Part of the problem with the scaled-down 4,500 person plan, (itself a compromise reached at the April meeting in response to earlier discouraging neutralization data) was that in the best of worlds it would only have the statistical power to determine that a vaccine was "extremely effective" (> 70%) or simply didn't work at all (
Genentech's Don Francis (cloyingly rendered by a generously Brylcreemed Matthew Modine in HBO's adaptation of Randy Shilt's illora culpa docudrama thriller, ATBPO) says he doubts the "no go" decision will stand. In fact, Genentech, with some 200,000 doses of vaccine now in cold storage, plans to take its case both to Congress and the White House, according to Science writer and vaccine chronicler Jon Cohen. "We've got a vaccine that deserves to be tested," Francis says, "and this vaccine works in chimps."

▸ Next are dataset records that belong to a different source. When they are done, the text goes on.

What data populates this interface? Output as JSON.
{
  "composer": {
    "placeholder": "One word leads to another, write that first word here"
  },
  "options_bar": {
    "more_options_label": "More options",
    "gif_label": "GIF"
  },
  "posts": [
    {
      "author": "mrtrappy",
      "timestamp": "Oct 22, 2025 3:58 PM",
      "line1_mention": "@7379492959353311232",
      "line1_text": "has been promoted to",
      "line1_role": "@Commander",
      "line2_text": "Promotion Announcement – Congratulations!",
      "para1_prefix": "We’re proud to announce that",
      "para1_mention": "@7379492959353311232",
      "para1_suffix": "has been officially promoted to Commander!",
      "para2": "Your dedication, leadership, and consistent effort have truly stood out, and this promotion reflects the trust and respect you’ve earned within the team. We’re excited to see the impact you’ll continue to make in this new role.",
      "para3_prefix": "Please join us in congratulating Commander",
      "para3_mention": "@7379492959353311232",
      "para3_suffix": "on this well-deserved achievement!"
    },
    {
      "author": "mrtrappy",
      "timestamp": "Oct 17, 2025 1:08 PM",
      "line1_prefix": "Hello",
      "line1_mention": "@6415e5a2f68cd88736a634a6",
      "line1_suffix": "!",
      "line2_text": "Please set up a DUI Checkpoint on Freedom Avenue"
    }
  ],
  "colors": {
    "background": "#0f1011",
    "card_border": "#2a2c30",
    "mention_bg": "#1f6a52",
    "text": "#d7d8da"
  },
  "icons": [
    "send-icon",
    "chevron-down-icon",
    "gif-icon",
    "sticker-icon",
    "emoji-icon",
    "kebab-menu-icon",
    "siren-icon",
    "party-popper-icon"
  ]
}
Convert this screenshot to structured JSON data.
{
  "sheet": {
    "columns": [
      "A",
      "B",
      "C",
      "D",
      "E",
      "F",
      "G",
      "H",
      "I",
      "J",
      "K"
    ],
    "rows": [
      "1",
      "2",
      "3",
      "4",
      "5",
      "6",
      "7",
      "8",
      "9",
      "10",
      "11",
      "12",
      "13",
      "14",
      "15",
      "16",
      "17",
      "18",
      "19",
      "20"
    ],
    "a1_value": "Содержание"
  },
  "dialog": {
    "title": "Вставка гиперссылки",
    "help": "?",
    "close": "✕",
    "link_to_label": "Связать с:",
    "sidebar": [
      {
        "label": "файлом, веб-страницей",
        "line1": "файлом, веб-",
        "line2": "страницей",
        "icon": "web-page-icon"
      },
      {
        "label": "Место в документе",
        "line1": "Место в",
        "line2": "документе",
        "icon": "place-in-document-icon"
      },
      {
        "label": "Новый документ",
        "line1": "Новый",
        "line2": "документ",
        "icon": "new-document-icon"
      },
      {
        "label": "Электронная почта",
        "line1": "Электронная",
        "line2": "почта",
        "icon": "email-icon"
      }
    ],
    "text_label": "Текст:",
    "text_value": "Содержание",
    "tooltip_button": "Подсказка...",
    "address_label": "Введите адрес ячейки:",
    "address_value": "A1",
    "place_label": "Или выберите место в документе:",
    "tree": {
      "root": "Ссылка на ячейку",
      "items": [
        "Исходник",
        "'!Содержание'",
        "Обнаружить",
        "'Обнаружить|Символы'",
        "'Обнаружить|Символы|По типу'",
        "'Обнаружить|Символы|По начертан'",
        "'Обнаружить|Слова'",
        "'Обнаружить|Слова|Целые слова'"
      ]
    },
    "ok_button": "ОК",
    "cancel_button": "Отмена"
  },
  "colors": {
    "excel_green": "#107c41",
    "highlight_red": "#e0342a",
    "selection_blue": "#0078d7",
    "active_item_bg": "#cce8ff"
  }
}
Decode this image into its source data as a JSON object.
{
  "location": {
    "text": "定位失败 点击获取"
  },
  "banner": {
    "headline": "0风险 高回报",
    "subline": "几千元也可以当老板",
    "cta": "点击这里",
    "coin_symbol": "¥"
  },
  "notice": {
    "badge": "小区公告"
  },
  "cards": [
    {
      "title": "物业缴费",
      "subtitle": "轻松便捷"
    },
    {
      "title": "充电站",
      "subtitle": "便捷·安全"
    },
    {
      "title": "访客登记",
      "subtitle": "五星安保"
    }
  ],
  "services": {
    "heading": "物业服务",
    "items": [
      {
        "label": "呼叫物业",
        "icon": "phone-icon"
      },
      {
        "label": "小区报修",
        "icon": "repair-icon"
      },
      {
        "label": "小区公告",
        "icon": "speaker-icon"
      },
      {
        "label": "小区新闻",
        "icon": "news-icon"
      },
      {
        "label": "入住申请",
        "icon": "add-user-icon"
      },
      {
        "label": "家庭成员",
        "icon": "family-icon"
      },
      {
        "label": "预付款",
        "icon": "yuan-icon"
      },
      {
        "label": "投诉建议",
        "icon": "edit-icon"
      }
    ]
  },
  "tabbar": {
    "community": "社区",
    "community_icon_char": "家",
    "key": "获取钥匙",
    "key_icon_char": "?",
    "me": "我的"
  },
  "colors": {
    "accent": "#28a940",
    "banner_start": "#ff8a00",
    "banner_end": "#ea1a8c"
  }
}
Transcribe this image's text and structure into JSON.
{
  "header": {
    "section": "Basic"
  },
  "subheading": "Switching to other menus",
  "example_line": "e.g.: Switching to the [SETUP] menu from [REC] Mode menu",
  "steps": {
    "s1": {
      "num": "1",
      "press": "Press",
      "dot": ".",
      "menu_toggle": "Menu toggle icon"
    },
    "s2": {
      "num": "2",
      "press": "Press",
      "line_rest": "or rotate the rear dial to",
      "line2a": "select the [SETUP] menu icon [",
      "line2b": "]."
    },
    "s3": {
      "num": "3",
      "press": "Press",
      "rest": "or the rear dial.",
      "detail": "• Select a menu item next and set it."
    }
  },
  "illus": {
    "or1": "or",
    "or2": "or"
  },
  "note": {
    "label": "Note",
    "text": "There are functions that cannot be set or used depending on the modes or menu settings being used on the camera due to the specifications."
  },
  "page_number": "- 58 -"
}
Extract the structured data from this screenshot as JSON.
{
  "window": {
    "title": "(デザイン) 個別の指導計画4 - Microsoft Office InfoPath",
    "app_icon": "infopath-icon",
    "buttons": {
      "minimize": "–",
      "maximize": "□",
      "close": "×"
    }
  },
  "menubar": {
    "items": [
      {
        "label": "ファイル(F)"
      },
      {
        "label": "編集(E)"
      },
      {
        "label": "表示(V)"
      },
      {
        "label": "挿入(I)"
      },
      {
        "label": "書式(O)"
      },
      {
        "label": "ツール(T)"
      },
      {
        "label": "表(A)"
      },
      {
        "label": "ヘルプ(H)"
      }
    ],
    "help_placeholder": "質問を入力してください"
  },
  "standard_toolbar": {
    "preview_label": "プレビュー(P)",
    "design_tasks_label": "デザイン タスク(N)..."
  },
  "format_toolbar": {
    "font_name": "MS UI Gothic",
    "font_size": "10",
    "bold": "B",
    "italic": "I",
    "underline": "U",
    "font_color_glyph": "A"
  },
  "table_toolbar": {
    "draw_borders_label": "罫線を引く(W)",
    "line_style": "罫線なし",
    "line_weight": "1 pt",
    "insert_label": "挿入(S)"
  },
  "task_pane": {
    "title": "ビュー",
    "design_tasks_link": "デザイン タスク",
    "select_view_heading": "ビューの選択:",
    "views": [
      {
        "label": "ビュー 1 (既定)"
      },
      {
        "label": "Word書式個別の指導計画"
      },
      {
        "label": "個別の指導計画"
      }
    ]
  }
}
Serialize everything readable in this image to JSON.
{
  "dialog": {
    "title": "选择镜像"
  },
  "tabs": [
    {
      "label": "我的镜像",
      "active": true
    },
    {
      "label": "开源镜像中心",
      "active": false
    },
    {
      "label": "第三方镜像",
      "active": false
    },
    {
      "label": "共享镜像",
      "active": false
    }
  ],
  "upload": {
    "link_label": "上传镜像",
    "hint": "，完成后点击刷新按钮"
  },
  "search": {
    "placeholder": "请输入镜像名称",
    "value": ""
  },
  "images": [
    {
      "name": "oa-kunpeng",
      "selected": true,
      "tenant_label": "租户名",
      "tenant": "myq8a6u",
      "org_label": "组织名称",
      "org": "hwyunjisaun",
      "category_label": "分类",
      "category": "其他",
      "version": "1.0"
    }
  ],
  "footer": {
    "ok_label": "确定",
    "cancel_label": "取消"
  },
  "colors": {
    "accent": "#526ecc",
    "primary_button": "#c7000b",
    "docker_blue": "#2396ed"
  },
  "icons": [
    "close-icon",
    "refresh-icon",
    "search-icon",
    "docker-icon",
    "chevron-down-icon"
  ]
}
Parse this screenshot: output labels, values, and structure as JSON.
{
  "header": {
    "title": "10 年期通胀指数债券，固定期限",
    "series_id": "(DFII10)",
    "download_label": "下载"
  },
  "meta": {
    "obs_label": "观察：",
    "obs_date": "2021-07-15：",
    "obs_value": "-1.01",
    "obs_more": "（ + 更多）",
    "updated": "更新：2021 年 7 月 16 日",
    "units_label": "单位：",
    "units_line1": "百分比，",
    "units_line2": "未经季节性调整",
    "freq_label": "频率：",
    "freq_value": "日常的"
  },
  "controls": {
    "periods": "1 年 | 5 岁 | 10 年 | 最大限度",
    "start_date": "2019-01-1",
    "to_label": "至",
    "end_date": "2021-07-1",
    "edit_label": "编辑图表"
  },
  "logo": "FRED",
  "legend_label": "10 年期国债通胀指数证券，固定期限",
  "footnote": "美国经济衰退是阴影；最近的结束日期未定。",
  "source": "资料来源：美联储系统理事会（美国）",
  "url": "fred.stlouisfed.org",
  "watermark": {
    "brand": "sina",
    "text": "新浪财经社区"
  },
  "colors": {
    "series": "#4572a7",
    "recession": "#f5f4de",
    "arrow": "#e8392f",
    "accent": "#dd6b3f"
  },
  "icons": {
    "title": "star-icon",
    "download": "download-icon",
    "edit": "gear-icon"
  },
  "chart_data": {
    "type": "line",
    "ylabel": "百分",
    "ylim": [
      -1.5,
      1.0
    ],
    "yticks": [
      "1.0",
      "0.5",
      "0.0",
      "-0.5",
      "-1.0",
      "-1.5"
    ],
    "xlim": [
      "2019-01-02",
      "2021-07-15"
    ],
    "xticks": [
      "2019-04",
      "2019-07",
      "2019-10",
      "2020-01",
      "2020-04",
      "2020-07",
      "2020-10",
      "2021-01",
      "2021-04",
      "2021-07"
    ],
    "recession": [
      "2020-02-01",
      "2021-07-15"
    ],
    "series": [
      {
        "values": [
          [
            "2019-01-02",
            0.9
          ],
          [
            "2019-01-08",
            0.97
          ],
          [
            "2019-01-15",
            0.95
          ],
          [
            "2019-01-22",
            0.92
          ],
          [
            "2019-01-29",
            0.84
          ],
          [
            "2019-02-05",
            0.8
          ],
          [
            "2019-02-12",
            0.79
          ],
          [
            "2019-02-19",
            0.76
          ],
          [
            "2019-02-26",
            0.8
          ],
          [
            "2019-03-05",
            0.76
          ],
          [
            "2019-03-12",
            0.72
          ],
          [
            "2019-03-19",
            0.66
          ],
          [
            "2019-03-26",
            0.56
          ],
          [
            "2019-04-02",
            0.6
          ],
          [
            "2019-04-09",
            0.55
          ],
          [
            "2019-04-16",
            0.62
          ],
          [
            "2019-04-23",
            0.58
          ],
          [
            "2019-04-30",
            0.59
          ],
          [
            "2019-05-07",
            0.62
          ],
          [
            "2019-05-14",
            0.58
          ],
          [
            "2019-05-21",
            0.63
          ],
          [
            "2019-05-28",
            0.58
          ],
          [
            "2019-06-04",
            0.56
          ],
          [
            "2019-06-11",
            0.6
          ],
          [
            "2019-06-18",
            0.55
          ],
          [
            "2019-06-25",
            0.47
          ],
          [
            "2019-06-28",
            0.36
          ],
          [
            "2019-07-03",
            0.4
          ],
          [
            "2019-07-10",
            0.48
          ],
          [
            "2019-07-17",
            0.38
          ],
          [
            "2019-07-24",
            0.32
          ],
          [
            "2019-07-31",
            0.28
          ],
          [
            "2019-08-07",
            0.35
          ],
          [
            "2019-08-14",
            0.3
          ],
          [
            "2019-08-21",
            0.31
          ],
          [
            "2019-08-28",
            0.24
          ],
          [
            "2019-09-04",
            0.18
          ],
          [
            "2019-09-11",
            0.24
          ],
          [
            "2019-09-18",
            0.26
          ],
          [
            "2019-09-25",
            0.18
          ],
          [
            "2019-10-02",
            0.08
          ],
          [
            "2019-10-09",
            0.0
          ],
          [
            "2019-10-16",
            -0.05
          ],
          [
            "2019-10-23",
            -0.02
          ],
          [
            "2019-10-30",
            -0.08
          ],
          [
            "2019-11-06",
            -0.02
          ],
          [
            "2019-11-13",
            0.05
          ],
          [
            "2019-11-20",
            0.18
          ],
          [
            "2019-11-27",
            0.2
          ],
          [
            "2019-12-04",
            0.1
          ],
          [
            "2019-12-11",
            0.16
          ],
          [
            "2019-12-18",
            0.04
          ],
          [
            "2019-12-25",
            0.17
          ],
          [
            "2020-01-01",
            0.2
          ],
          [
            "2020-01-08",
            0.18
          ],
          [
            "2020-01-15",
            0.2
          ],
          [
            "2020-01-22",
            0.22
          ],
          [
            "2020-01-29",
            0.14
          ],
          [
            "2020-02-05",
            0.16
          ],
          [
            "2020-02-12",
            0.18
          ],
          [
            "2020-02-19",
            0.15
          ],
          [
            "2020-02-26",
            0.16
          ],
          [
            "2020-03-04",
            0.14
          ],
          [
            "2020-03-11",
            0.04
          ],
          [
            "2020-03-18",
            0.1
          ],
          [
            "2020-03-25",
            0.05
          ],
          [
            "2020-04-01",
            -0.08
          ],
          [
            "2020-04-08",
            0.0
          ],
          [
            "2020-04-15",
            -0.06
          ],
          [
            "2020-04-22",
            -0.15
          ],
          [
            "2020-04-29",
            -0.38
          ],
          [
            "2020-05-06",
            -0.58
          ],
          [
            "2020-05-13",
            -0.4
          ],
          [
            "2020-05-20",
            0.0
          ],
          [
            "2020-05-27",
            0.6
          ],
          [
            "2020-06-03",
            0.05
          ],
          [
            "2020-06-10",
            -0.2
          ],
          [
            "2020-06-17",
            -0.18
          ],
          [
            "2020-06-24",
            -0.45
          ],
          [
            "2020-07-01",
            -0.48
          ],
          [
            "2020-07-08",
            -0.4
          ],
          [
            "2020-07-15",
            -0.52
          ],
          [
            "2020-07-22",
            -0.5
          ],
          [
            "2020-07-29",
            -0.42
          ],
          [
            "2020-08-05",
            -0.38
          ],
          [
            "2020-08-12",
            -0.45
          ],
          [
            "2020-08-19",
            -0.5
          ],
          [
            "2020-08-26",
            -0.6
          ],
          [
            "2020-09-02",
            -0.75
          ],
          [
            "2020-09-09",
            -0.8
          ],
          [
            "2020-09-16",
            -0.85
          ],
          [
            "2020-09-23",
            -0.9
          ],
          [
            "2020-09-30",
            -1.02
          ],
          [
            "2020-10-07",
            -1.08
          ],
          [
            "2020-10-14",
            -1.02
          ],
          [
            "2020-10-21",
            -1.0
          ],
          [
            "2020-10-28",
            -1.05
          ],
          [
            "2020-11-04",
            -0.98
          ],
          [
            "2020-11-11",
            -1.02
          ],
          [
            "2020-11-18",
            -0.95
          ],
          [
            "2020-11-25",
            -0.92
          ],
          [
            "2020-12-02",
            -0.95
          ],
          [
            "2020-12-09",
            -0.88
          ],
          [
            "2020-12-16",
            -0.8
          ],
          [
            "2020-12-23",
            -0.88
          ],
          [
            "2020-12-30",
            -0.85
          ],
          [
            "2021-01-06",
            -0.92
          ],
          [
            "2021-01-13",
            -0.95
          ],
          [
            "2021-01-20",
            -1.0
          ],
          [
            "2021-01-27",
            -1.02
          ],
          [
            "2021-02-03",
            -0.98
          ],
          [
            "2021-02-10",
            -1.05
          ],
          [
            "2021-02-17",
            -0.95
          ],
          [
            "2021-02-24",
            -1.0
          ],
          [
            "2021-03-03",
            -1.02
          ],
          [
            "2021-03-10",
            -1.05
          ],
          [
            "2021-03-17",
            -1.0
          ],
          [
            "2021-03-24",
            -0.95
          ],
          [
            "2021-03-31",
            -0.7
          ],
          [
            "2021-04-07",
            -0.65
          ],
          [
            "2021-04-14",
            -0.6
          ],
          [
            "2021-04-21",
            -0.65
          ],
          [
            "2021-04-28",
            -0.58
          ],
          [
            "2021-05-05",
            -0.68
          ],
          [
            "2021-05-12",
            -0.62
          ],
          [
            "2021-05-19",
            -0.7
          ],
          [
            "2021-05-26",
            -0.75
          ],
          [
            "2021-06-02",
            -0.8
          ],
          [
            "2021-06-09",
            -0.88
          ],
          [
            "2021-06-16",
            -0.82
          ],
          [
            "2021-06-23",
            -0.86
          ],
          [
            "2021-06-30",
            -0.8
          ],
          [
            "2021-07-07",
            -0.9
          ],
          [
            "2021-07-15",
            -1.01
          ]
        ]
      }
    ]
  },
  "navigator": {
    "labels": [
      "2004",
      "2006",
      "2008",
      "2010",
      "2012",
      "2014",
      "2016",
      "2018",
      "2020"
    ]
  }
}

Francis refers to a recent experiment where a small number of vaccinated chimpanzees successfully resisted infection when injected with live HIV. But the 11th-hour chimp data that was supposed to save the day didn't exactly bowl anyone over. Although challenged with relatively high doses of heterologous virus, the challenge was performed 4 weeks "post-last-boost" when antibody titers are highest. And the challenge was done intravenously -- not mucosally. In order to prevent the cases of HIV infection acquired sexually, it is mucosal protection that will be the key.

There are still many unanswered questions which greatly impede the vaccine effort, particularly in the areas of pathogenesis and correlates of protection. Opening the 7-hour day of deliberation, Dr. Fauci explained that, "While it is true that other non-HIV vaccines have been developed and tested without total understanding of either of these areas, the majority of infected people in those situations spontaneously recovered and were protected thereafter, essentially establishing that protective immunity was attainable, even though scientists could not always formally prove it. We have no such luxury with HIV infection. We still are uncertain about the precise correlates of immunity."

"Correlates of immunity." That phrase has hovered menacingly over the vaccine effort since day one, becoming something of an ever-present gadfly to those working in the field. And recent developments have further sharpened the pique of its bite. In studies last fall with sera from vaccinees, researchers were devastated to learn that antibodies produced by the immune system cells of volunteers failed to neutralize viral isolates obtained from infected persons. As Duke University vaccine researcher and VWG co-chair Dani Bolognesi explained, "If your vaccine strategy is based on neutralizing antibodies against the virus, and what you're inducing by a particular vaccine really doesn't neutralize the virus -- and you're sure of that, what's the rationale for that vaccine? What's the point in going ahead ?"

More recently, 5 vaccine trial volunteers who became infected made headlines across the country (Chicago Tribune, May 29) and threatened to turn the tide of public opinion against any vaccine trials at all. So-called "high-risk" vaccine trial participants, even though their bodies were shown to have produced abundant levels of HIV-specific neutralizing antibodies, apparently could not resist subsequent infection with HIV. As NIAID's Jack Killen explained, "Scientists do not understand why vaccine-induced antibodies, which represent a potent weapon against nearly every other known virus, apparently failed to neutralize the AIDS virus."

At last count, at least 11 people vaccinated in various trials, and 2 people who received placebo immunizations, have become HIV-infected. (Six of them, however, became infected before completing the series of boosters typically needed for a vaccine to work.) Fauci readily admits that the "infection story absolutely tilted the political framework for deciding whether NIH should soon launch large trials." Nature reporter Colin Macilwain's sober summation: "The US decision leaves AIDS with no immediate prospects for either a preventive vaccine, a therapeutic vaccine, or a satisfactory drug therapy."